The plots above show that the parameters optimized with error mitigation, see panels (a) and (b), produce better samples in a noiseless simulation.
By contrast the parameters optimized without the error mitigation, shown in panels (c) and (d), do not perform as well.

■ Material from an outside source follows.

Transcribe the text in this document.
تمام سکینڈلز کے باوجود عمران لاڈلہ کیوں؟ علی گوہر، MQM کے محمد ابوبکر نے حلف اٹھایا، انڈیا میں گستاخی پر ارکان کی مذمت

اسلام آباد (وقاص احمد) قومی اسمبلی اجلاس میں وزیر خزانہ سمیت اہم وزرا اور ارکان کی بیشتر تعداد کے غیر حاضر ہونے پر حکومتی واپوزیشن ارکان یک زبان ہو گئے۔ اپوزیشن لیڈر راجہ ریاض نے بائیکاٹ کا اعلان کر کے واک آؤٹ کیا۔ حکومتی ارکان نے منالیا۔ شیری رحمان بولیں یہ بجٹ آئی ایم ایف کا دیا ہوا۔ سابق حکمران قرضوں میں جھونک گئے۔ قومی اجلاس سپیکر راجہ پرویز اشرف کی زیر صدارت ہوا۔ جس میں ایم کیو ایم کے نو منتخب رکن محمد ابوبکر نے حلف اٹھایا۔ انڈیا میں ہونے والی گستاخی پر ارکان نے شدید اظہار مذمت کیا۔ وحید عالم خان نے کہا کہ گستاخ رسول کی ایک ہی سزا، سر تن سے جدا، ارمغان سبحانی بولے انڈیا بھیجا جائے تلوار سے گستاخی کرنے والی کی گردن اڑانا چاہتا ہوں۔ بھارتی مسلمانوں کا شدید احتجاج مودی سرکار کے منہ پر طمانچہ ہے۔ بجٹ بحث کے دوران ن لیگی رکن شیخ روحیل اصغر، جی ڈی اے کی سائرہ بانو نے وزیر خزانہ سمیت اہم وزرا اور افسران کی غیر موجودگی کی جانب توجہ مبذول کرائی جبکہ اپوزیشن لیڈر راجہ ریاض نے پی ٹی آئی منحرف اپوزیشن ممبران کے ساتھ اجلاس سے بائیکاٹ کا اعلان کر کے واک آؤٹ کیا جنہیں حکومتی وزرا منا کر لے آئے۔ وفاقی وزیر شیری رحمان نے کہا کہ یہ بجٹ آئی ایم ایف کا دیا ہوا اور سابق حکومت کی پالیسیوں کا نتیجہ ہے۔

This suggests that the neural network has helped the optimizer to find better QAOA parameter values.
We caution that these results depend on the simulator seed.
We find that the error mitigated cost function is lower than the non-error mitigated cost function of the same simulation in almost all cases that we studied.
Furthermore, in a majority of simulations the error-mitigation helped find better QAOA parameters than a noisy simulation without error mitigation.
We did observe several simulations where the optimization without error mitigation produced better QAOA parameters than with error mitigation.
This may be due to the fact that the noise model is extremely strong compared to the  number of gates in the circuit.